Russia’s goal is to see six-party talks aimed at denuclearization resume, he said, but in the current atmosphere that’s unlikely because the North Koreans “have been very unreasonable’’ and are challenging the entire international community.
“We think this is wrong for their national interests . . . for the Korean peninsula . . . for the region,’’ Churkin said.
North Korea, which calls its launches part of a peaceful space program, said it had successfully put a new Earth observation satellite, the Kwangmyongsong 4, or Shining Star 4, into orbit less than 10 minutes after liftoff, and vowed more such launches. A US official said it might take days to assess whether the launch was a success.
Japan’s UN ambassador, Motohide Yoshikawa, told reporters the missile went over Japan and landed near the Philippines, “a clear threat to the lives of many people.’’
The Security Council underscored that launches using ballistic missile technology, “even if characterized as a satellite launch or space launch vehicle,’’ contribute to North Korea’s development of systems to deliver nuclear weapons and violate four Security Council resolutions dating to the North’s first nuclear test in 2006.

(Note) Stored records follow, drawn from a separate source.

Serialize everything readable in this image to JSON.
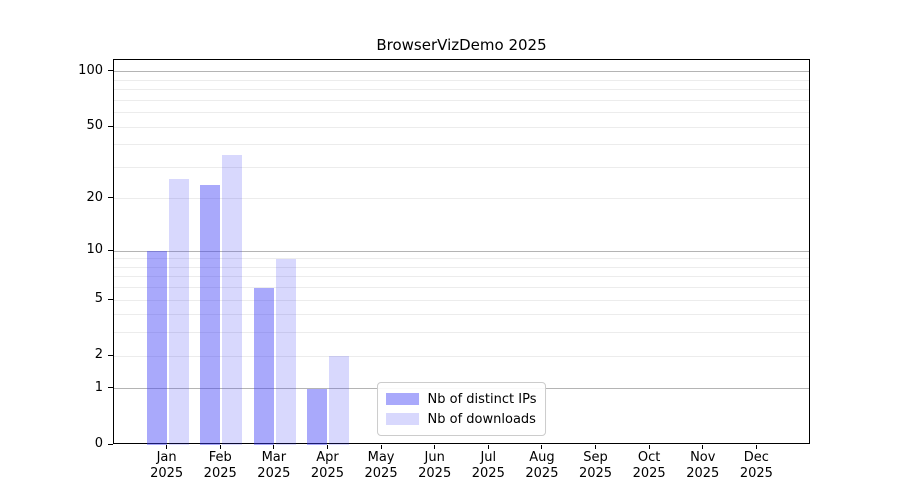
{
  "title": "BrowserVizDemo 2025",
  "colors": {
    "bar_ips": "rgba(60,60,245,0.44)",
    "bar_downloads": "rgba(60,60,245,0.20)",
    "major_gridline": "#b4b4b4",
    "minor_gridline": "#ececec",
    "axis_border": "#000000",
    "legend_border": "#cccccc",
    "text": "#000000",
    "background": "#ffffff"
  },
  "chart_data": {
    "type": "bar",
    "title": "BrowserVizDemo 2025",
    "x_categories": [
      "Jan",
      "Feb",
      "Mar",
      "Apr",
      "May",
      "Jun",
      "Jul",
      "Aug",
      "Sep",
      "Oct",
      "Nov",
      "Dec"
    ],
    "x_year_label": "2025",
    "series": [
      {
        "name": "Nb of distinct IPs",
        "color": "rgba(60,60,245,0.44)",
        "values": [
          10,
          24,
          6,
          1,
          0,
          0,
          0,
          0,
          0,
          0,
          0,
          0
        ]
      },
      {
        "name": "Nb of downloads",
        "color": "rgba(60,60,245,0.20)",
        "values": [
          26,
          35,
          9,
          2,
          0,
          0,
          0,
          0,
          0,
          0,
          0,
          0
        ]
      }
    ],
    "y_axis": {
      "scale": "symlog",
      "tick_values": [
        0,
        1,
        2,
        5,
        10,
        20,
        50,
        100
      ],
      "major_gridlines": [
        1,
        10,
        100
      ],
      "minor_gridlines": [
        2,
        3,
        4,
        5,
        6,
        7,
        8,
        9,
        20,
        30,
        40,
        50,
        60,
        70,
        80,
        90
      ],
      "ylim": [
        0,
        116
      ]
    },
    "grid": true,
    "legend_position": "lower center"
  },
  "legend": {
    "items": [
      {
        "label": "Nb of distinct IPs"
      },
      {
        "label": "Nb of downloads"
      }
    ]
  }
}
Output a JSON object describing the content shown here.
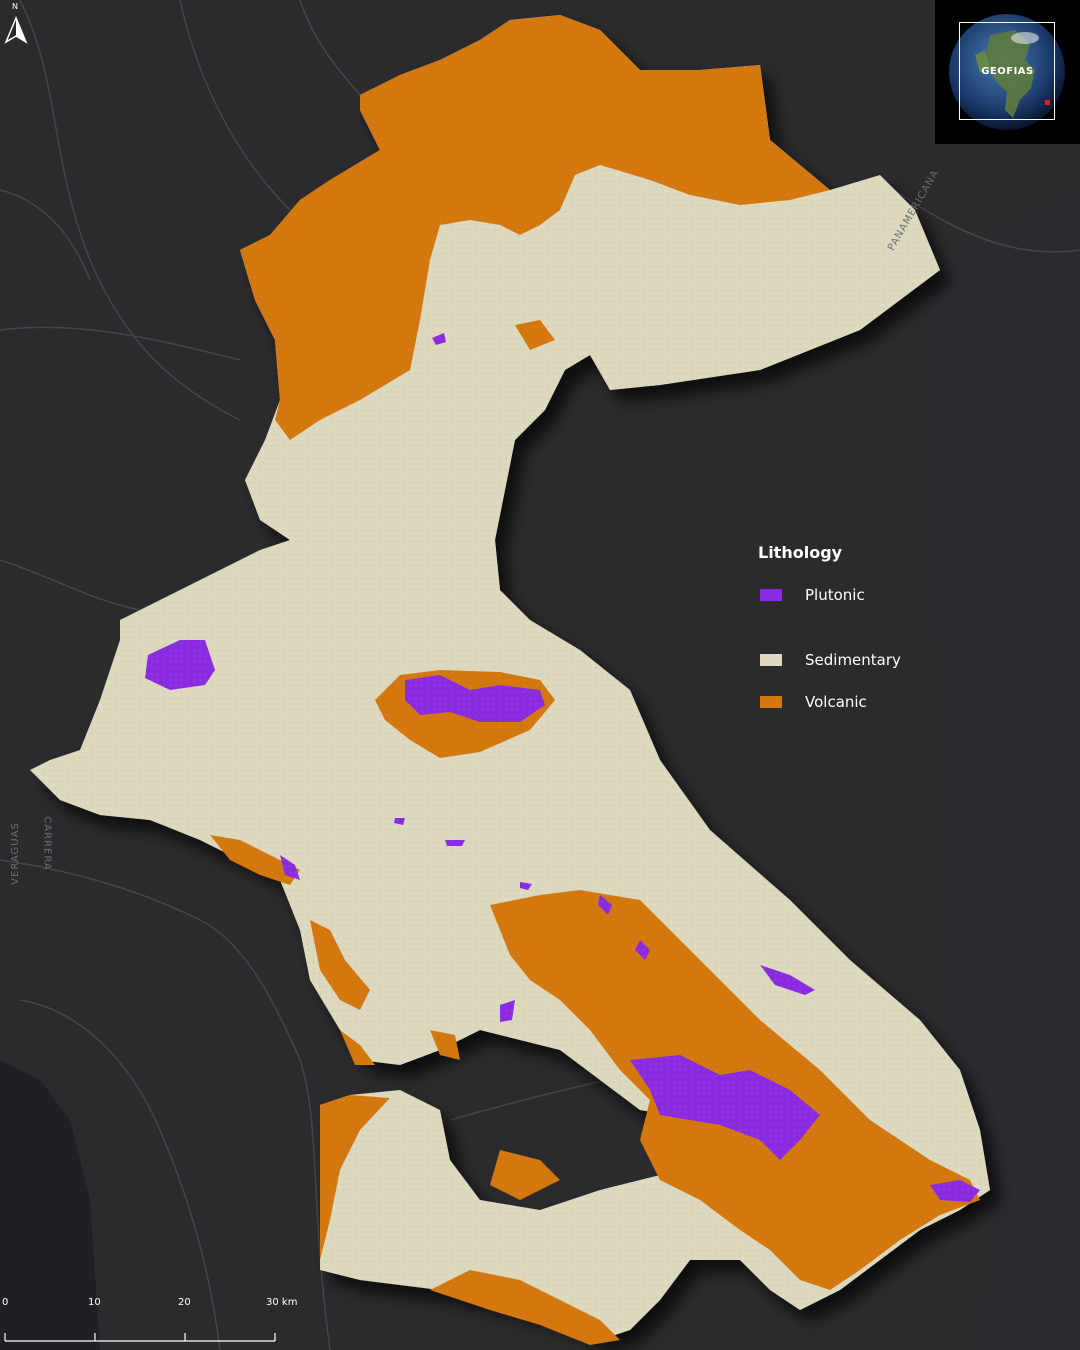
{
  "legend": {
    "title": "Lithology",
    "items": [
      {
        "label": "Plutonic",
        "color": "#8a2be2"
      },
      {
        "label": "Sedimentary",
        "color": "#dcd9bf"
      },
      {
        "label": "Volcanic",
        "color": "#d4780e"
      }
    ]
  },
  "north_arrow": {
    "label": "N"
  },
  "inset": {
    "label": "GEOFIAS"
  },
  "scale_bar": {
    "labels": [
      "0",
      "10",
      "20",
      "30 km"
    ]
  },
  "road_labels": [
    "VERAGUAS",
    "CARRERA",
    "PANAMERICANA"
  ],
  "colors": {
    "background": "#2b2b2e",
    "sea": "#25252a"
  }
}
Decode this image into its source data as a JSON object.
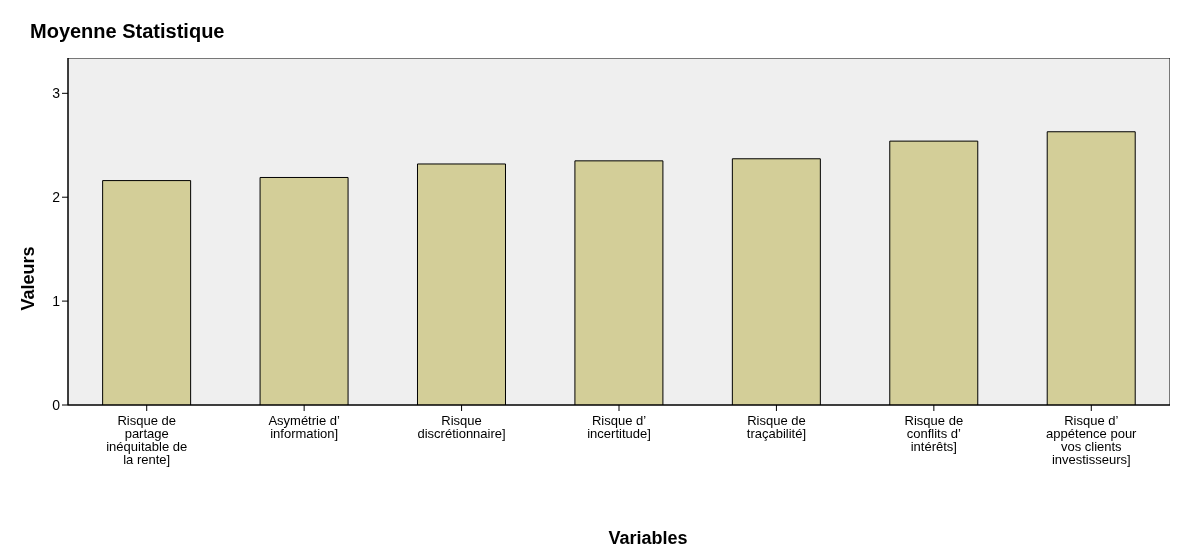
{
  "chart_data": {
    "type": "bar",
    "title": "Moyenne Statistique",
    "xlabel": "Variables",
    "ylabel": "Valeurs",
    "categories": [
      "Risque de partage inéquitable de la rente]",
      "Asymétrie d’ information]",
      "Risque discrétionnaire]",
      "Risque d’ incertitude]",
      "Risque de traçabilité]",
      "Risque de conflits d’ intérêts]",
      "Risque d’ appétence pour vos clients investisseurs]"
    ],
    "values": [
      2.16,
      2.19,
      2.32,
      2.35,
      2.37,
      2.54,
      2.63
    ],
    "color": "#d3ce98",
    "ylim": [
      0,
      3.34
    ],
    "yticks": [
      0,
      1,
      2,
      3
    ],
    "grid": false,
    "legend": false
  }
}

North Korean rocket and nuclear tests are seen as steps toward the North’s ultimate goal of a nuclear-armed missile that could hit the US mainland.
In another development, a senior South Korean Defense Ministry official, Yoo Jeh Seung, told reporters that Seoul and Washington have agreed to begin talks on a possible deployment of the THAAD missile-defense system in South Korea.
North Korea has long decried the 28,500 US troops stationed in South Korea, and Beijing would see a South Korean deployment of THAAD, which is one of the world’s most advanced missile-defense systems, as a threat to its interests in the region.
President Park Geun-hye of South Korea called the North Korean launch an “intolerable provocation,’’ saying the North’s efforts to advance its missile capabilities were “all about maintaining the regime’’ in Pyongyang and ignored the hardships of ordinary North Koreans.
Secretary of State John Kerry reaffirmed the United States’ “ironclad commitment to the security and defense’’ of its allies, the State Department said.